Kırıldığım zamanlar oldu ama…



Göz önünde olan bir kişiliksiniz. Zaman zaman eleştiriliyorsunuz, keşke dediğiniz oluyor mu?



Kırıldığım zamanlar oldu tabi. Ama, fazla kafama takmıyorum açıkcası. Atıyorum siyasette. İnsanlar söylüyor, konuşuyor, yeri geliyor karalıyor. Ama, sonra onun öyle olmadığını görmeleri çok güzel. İnsanlar tanıdıkça gerçekleri çok daha net görebiliyor. Ben işimi düzenli yapan, başarılı olmak için çalışan, gece hayatı olmayan, düzeni, başarıyı, ailesini, kentini, Zonguldakspor’u çok seven bir adamım.



Hayatınızda iz bırakan bir anınızı bizimle paylaşır mısınız?

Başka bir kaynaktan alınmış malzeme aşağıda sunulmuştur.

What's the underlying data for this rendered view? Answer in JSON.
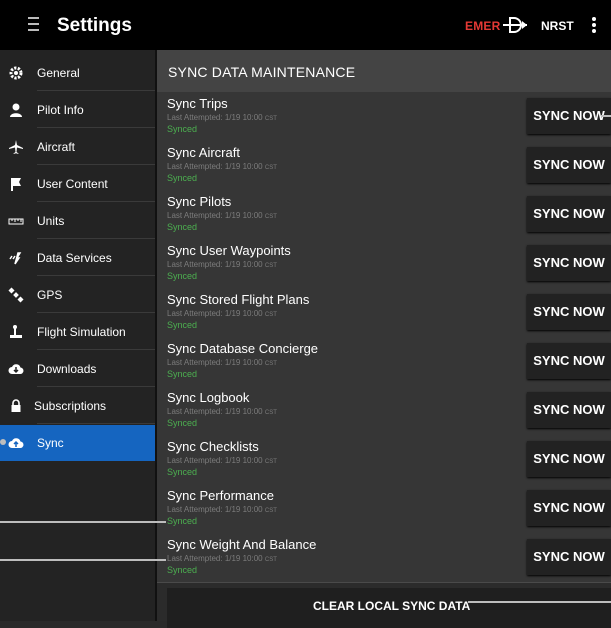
{
  "header": {
    "title": "Settings",
    "emer_label": "EMER",
    "nrst_label": "NRST",
    "menu_icon": "hamburger-menu-icon",
    "route_icon": "direct-to-icon",
    "overflow_icon": "kebab-menu-icon",
    "emer_color": "#e53935"
  },
  "sidebar": {
    "accent_color": "#1565c0",
    "items": [
      {
        "label": "General",
        "icon": "gear-icon"
      },
      {
        "label": "Pilot Info",
        "icon": "pilot-icon"
      },
      {
        "label": "Aircraft",
        "icon": "airplane-icon"
      },
      {
        "label": "User Content",
        "icon": "flag-icon"
      },
      {
        "label": "Units",
        "icon": "ruler-icon"
      },
      {
        "label": "Data Services",
        "icon": "signal-icon"
      },
      {
        "label": "GPS",
        "icon": "satellite-icon"
      },
      {
        "label": "Flight Simulation",
        "icon": "joystick-icon"
      },
      {
        "label": "Downloads",
        "icon": "cloud-download-icon"
      },
      {
        "label": "Subscriptions",
        "icon": "lock-icon"
      },
      {
        "label": "Sync",
        "icon": "cloud-upload-icon",
        "active": true
      }
    ]
  },
  "main": {
    "section_title": "SYNC DATA MAINTENANCE",
    "sync_button_label": "SYNC NOW",
    "status_color": "#4caf50",
    "rows": [
      {
        "name": "Sync Trips",
        "attempt_prefix": "Last Attempted: 1/19 10:00",
        "tz": "CST",
        "status": "Synced"
      },
      {
        "name": "Sync Aircraft",
        "attempt_prefix": "Last Attempted: 1/19 10:00",
        "tz": "CST",
        "status": "Synced"
      },
      {
        "name": "Sync Pilots",
        "attempt_prefix": "Last Attempted: 1/19 10:00",
        "tz": "CST",
        "status": "Synced"
      },
      {
        "name": "Sync User Waypoints",
        "attempt_prefix": "Last Attempted: 1/19 10:00",
        "tz": "CST",
        "status": "Synced"
      },
      {
        "name": "Sync Stored Flight Plans",
        "attempt_prefix": "Last Attempted: 1/19 10:00",
        "tz": "CST",
        "status": "Synced"
      },
      {
        "name": "Sync Database Concierge",
        "attempt_prefix": "Last Attempted: 1/19 10:00",
        "tz": "CST",
        "status": "Synced"
      },
      {
        "name": "Sync Logbook",
        "attempt_prefix": "Last Attempted: 1/19 10:00",
        "tz": "CST",
        "status": "Synced"
      },
      {
        "name": "Sync Checklists",
        "attempt_prefix": "Last Attempted: 1/19 10:00",
        "tz": "CST",
        "status": "Synced"
      },
      {
        "name": "Sync Performance",
        "attempt_prefix": "Last Attempted: 1/19 10:00",
        "tz": "CST",
        "status": "Synced"
      },
      {
        "name": "Sync Weight And Balance",
        "attempt_prefix": "Last Attempted: 1/19 10:00",
        "tz": "CST",
        "status": "Synced"
      }
    ],
    "clear_label": "CLEAR LOCAL SYNC DATA"
  }
}
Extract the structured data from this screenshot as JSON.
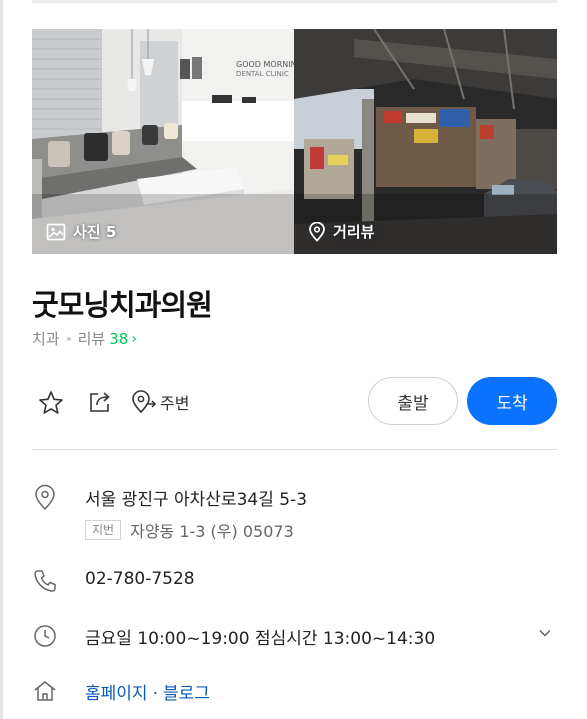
{
  "place": {
    "title": "굿모닝치과의원",
    "category": "치과",
    "review_label": "리뷰",
    "review_count": "38",
    "review_chevron": "›"
  },
  "photos": {
    "photo_label": "사진 5",
    "roadview_label": "거리뷰",
    "clinic_sign_line1": "GOOD MORNING",
    "clinic_sign_line2": "DENTAL CLINIC"
  },
  "actions": {
    "around_label": "주변",
    "depart_label": "출발",
    "arrive_label": "도착"
  },
  "info": {
    "address": "서울 광진구 아차산로34길 5-3",
    "jibun_tag": "지번",
    "jibun_address": "자양동 1-3 (우) 05073",
    "phone": "02-780-7528",
    "hours": "금요일 10:00~19:00 점심시간 13:00~14:30",
    "homepage_label": "홈페이지",
    "homepage_sep": "·",
    "blog_label": "블로그"
  },
  "icons": {
    "image": "image-icon",
    "roadview": "location-pin-icon",
    "star": "star-icon",
    "share": "share-icon",
    "around": "around-pin-icon",
    "address": "map-pin-icon",
    "phone": "phone-icon",
    "clock": "clock-icon",
    "expand": "chevron-down-icon",
    "home": "home-icon"
  },
  "colors": {
    "accent_blue": "#0a72ff",
    "review_green": "#03c75a",
    "link_blue": "#0b59b8"
  }
}
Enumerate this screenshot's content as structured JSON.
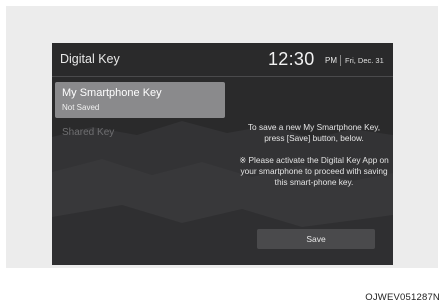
{
  "header": {
    "app_title": "Digital Key",
    "time": "12:30",
    "ampm": "PM",
    "date": "Fri, Dec. 31"
  },
  "menu": {
    "items": [
      {
        "label": "My Smartphone Key",
        "sub": "Not Saved"
      },
      {
        "label": "Shared Key"
      }
    ]
  },
  "content": {
    "instruction": "To save a new My Smartphone Key, press [Save] button, below.",
    "note": "※ Please activate the Digital Key App on your smartphone to proceed with saving this smart-phone key.",
    "save_label": "Save"
  },
  "caption": "OJWEV051287N"
}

Üniversiteye gideceğim zaman Kıbrıs’a gideceğim ama bilmediğim bir yer. Haritada biliyorum yerini. Gideceğim ama elim ayağım titriyor. İlk uçağa da bu vesile ile bindim. Çok heyecanlanmıştım. Kıbrıs’a indim. İner inmez beni iki tane polis memuru aldı uçaktan. “Allah Allah” dedim “Ne oldu”. Meğer Mümtaz Soysal hocam. Rauf Denktaş’ı aramış. Oğlu Serdar Denktaş beni havaalanından almaya gelmiş. Hayatım boyunca unutamadığım anılarımdan biri budur. Rahmetli Rauf Denktaş’ı hiç zaman unutamam. Çok büyük bir devlet adamıydı, büyük bir düşürdü. Kıbrıs’ta okuduğum sürece beni oğlu Serdar Denktaş’tan ayırmazdı. Allah rahmet eylesin. Rauf ve Serdar Denktaş ve ailesiyle yaşadığım o yılları asla unutamam.



Son sözler…



40 Yaşındayım. Yapmak istediğim çok güzel şeyler var. Önce ailevi yaşantımda ailemle, eşimle, çocuklarımla mutlu, huzurlu, sağlıklı güzel günler yaşamak istiyorum. Zonguldak’ta ticaretimde güzel şeylere imza atmak istiyorum. Mesleğimi çok seviyorum.. Yaptığım yapıları yarınlara güzel bir şekilde bırakmak çok büyük bir keyif. Spor camiasında, Zonguldakspor’da başarı görmek istiyorum. Çocukluk yıllarımızda olduğu gibi büyük takımlar arasında yer almasını istiyorum. Siyasette, doğru, dürüst, çalışkan, siyasetin hakkını veren, geride çok güzel anılar bırakan bir adam olarak hoş bir seda bırakmak istiyorum.